The Broader Policy Landscape
KUSUM is not an isolated effort. It is in the line of national target of 450 GW of renewable capacity by 2030, as announced in its updated NDCs.
Out of four major categories of the consumers ,agriculture consumes nearly 20% of India’s electricity, offers enormous potential for distributed solar adoption. KUSUM thus acts as both a rural livelihood scheme and a grid-balancing reform. By daytime solarisation, it helps DISCOMs reduce subsidy burdens and flatten demand curves.
States like Rajasthan, Maharashtra, and Gujarat have taken the lead, tailoring the scheme with state-specific incentives. Others, like Assam and Tripura, are exploring smaller pilot clusters to test viability before scaling up.

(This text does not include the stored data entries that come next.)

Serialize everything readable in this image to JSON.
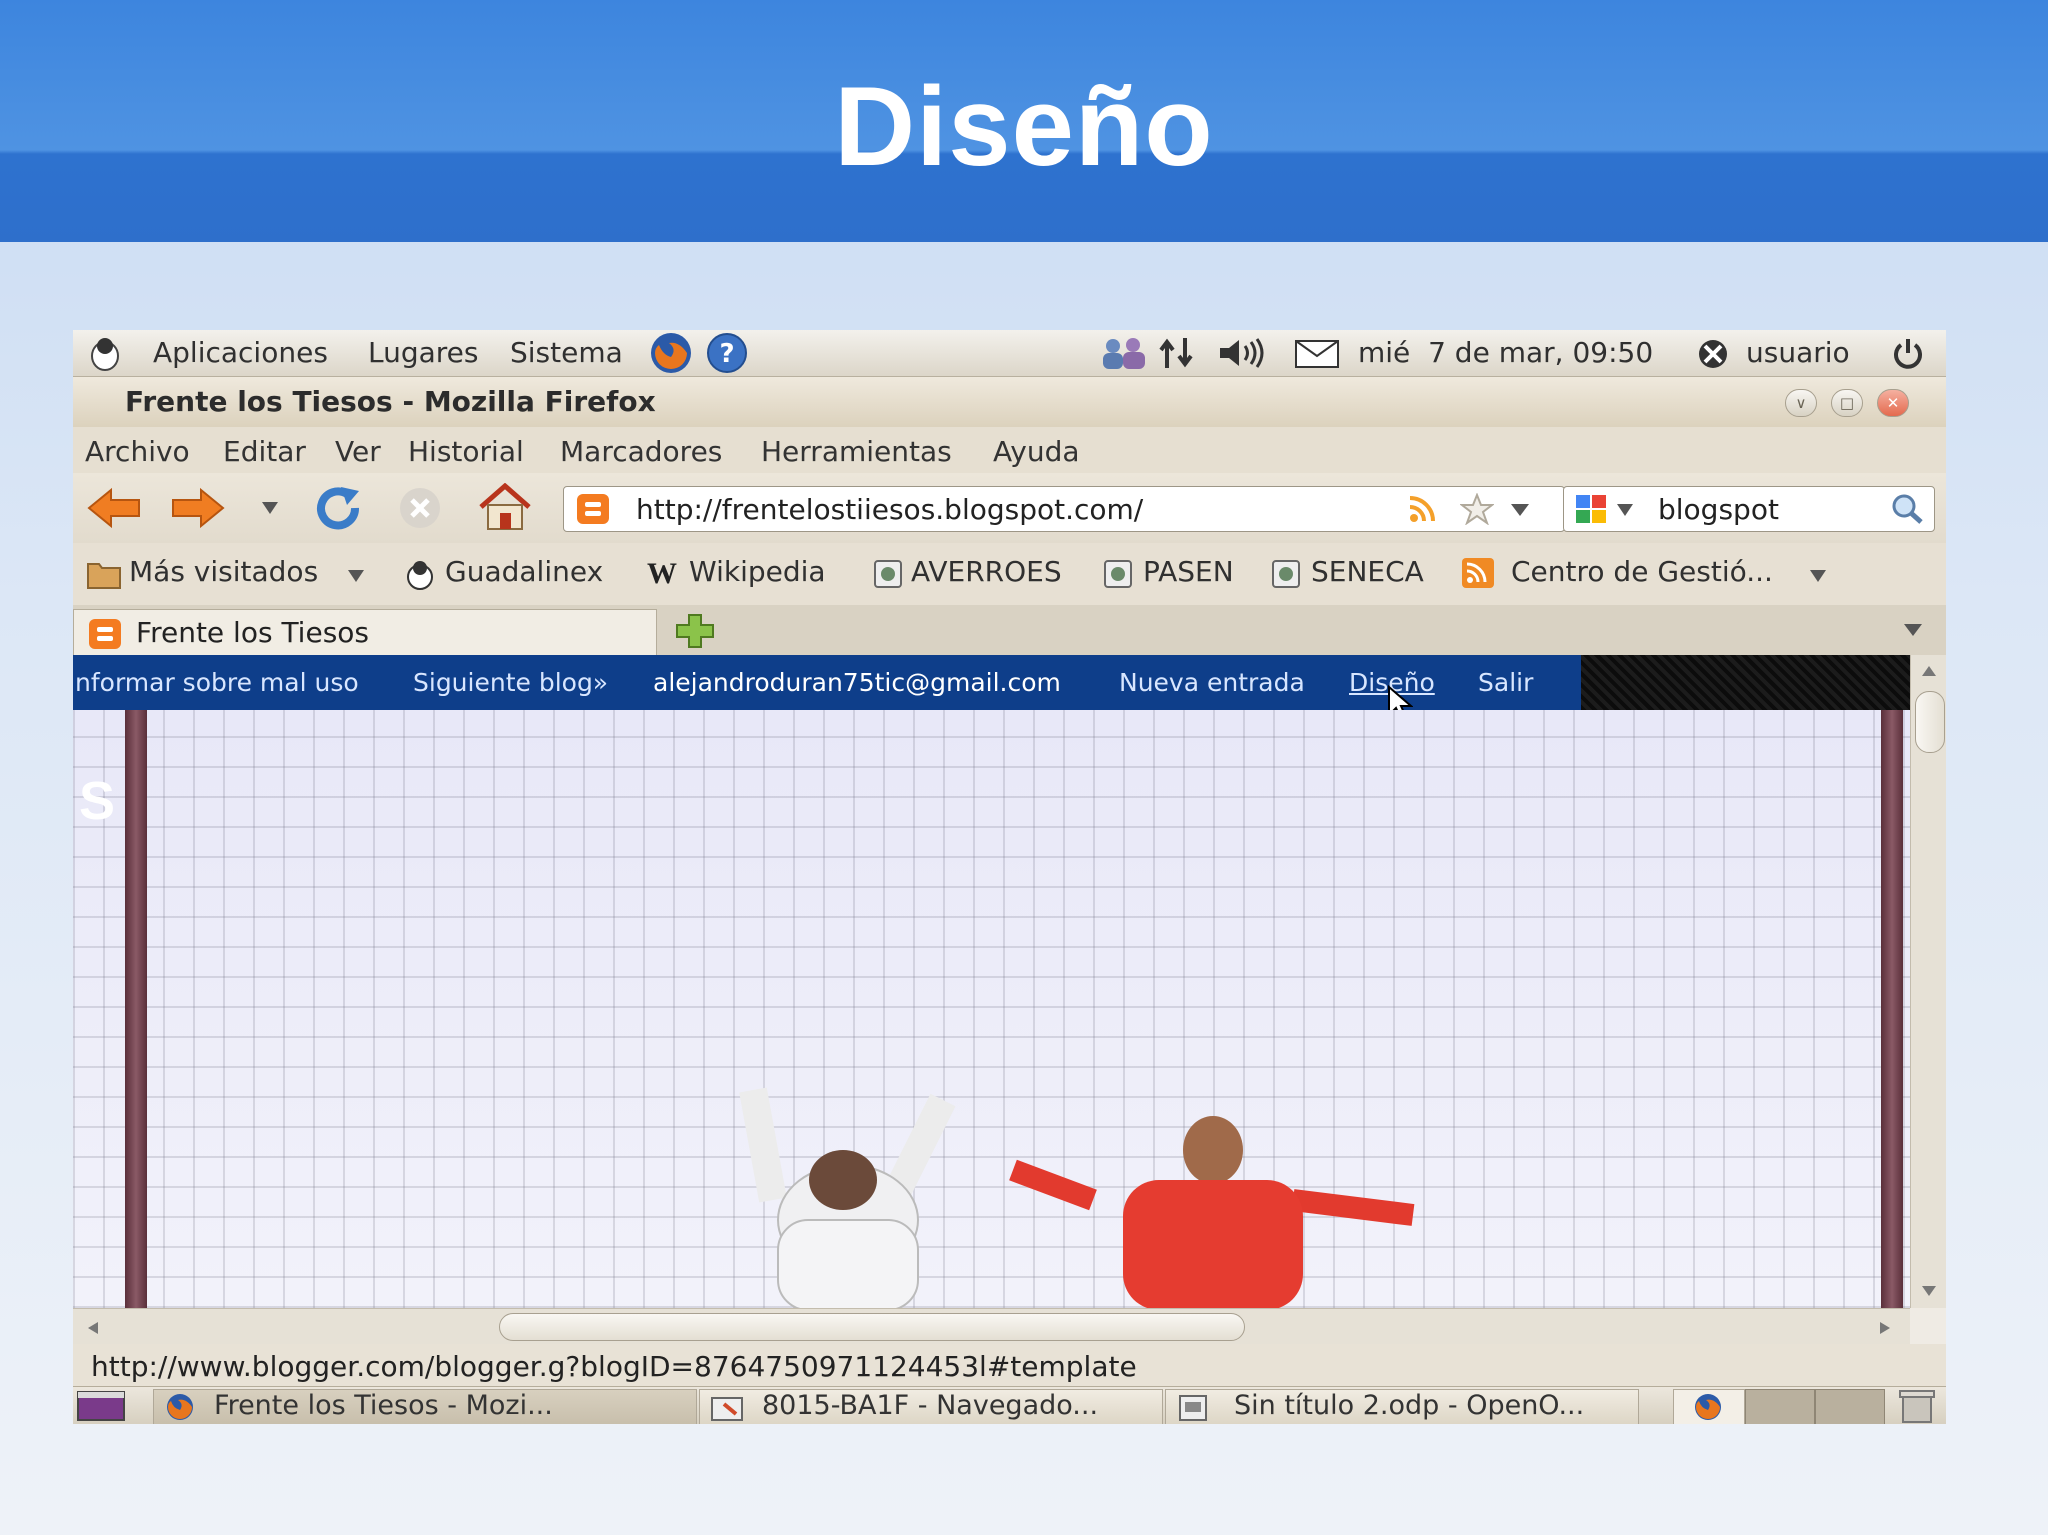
{
  "slide": {
    "title": "Diseño"
  },
  "panel": {
    "menus": [
      "Aplicaciones",
      "Lugares",
      "Sistema"
    ],
    "clock": "mié  7 de mar, 09:50",
    "user": "usuario"
  },
  "window": {
    "title": "Frente los Tiesos - Mozilla Firefox"
  },
  "menubar": {
    "items": [
      "Archivo",
      "Editar",
      "Ver",
      "Historial",
      "Marcadores",
      "Herramientas",
      "Ayuda"
    ]
  },
  "navigation": {
    "url": "http://frentelostiiesos.blogspot.com/",
    "search_value": "blogspot"
  },
  "bookmarks": {
    "items": [
      "Más visitados",
      "Guadalinex",
      "Wikipedia",
      "AVERROES",
      "PASEN",
      "SENECA",
      "Centro de Gestió..."
    ]
  },
  "tabs": {
    "active_label": "Frente los Tiesos"
  },
  "blogger_bar": {
    "report": "nformar sobre mal uso",
    "next_blog": "Siguiente blog»",
    "email": "alejandroduran75tic@gmail.com",
    "new_post": "Nueva entrada",
    "design": "Diseño",
    "logout": "Salir"
  },
  "statusbar": {
    "text": "http://www.blogger.com/blogger.g?blogID=8764750971124453l#template"
  },
  "taskbar": {
    "items": [
      "Frente los Tiesos - Mozi...",
      "8015-BA1F - Navegado...",
      "Sin título 2.odp - OpenO..."
    ]
  },
  "colors": {
    "slide_header": "#3d85de",
    "blogger_bar": "#0e3e8a",
    "blogger_link": "#d8e6ff",
    "gnome_panel": "#e6dfd1"
  }
}
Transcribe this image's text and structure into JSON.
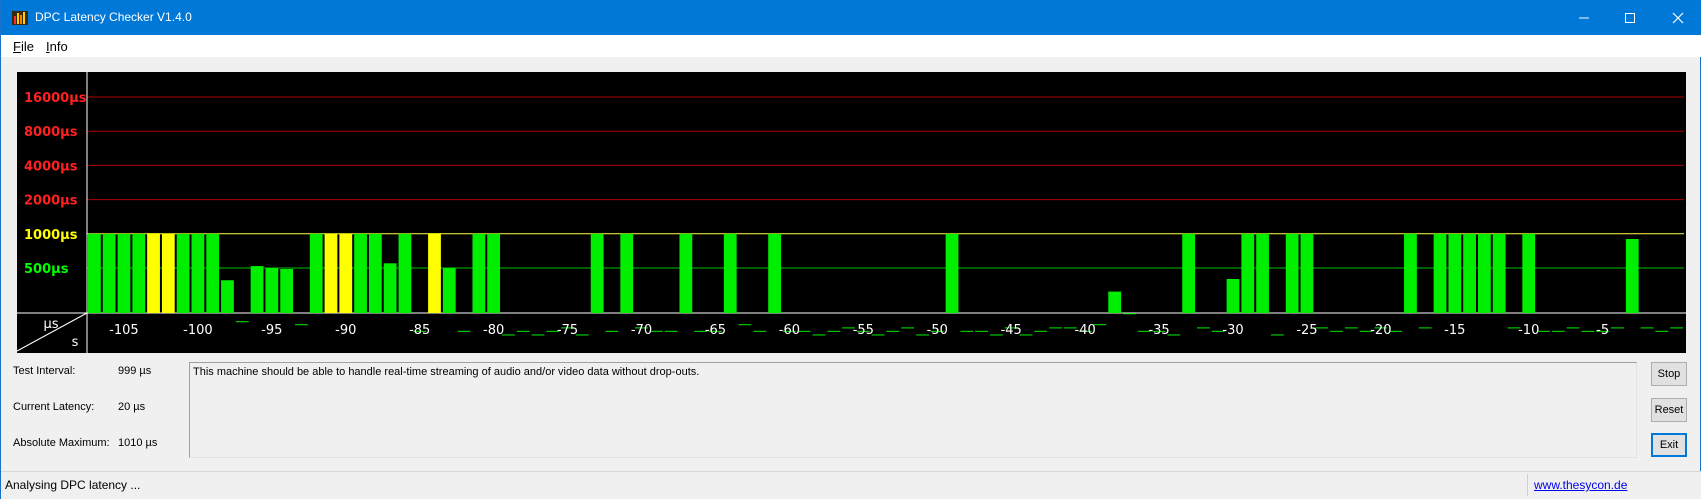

For India’s energy planners, KUSUM represents more than a farm subsidy , it’s a cornerstone in the architecture of energy decentralisation.
Reflections from the Field
Walking through fields fitted with gleaming solar panels, one realises the transformation isn’t just technological , it’s psychological. Farmers, long dependent on government supply lines, are now learning to generate, manage, and even trade their own energy.
Rural entrepreneurs are emerging as local system integrators and O&M providers. NGOs and FPOs are experimenting with shared-solar pump models, where multiple small farmers jointly invest and share irrigation benefits.
The real field insight? Adoption thrives when ownership and understanding meet. Where farmers see clear, direct benefits like better yields, lower costs, predictable irrigation , uptake accelerates, regardless of subsidy quantum.
Looking Ahead: From Subsidy to Long-Term Sustainability
By the latter part of the year, attention had already begun to shift to what comes next. The early momentum came largely from subsidies, but the focus is now on building rural solar systems that can stand on their own over time. The path forward includes:
- Integrating water management norms into the scheme to prevent groundwater depletion.
- Encouraging cooperative and FPO-based ownership models for shared infrastructure.
- Linking solar pumps with digital monitoring and smart inverters for real-time performance tracking.
- Streamlining approvals through online portals and one-stop state nodal agencies.
These measures can help KUSUM evolve from a subsidy programme into a rural clean-energy market, one that continues delivering value long after the subsidies taper off.
Closing Reflection: The Power of Self-Reliance
The most powerful impact of KUSUM is not measured in megawatts or tonnes of carbon saved , it’s in the mindset shift it sparks. Farmers who once queued for power supply now harvest it.
By bringing renewable energy to the grassroots, KUSUM ties together three national imperatives , energy security, farmer prosperity, and climate responsibility. It’s not just a clean energy story; it’s a rural reform story, told in sunlight and self-reliance.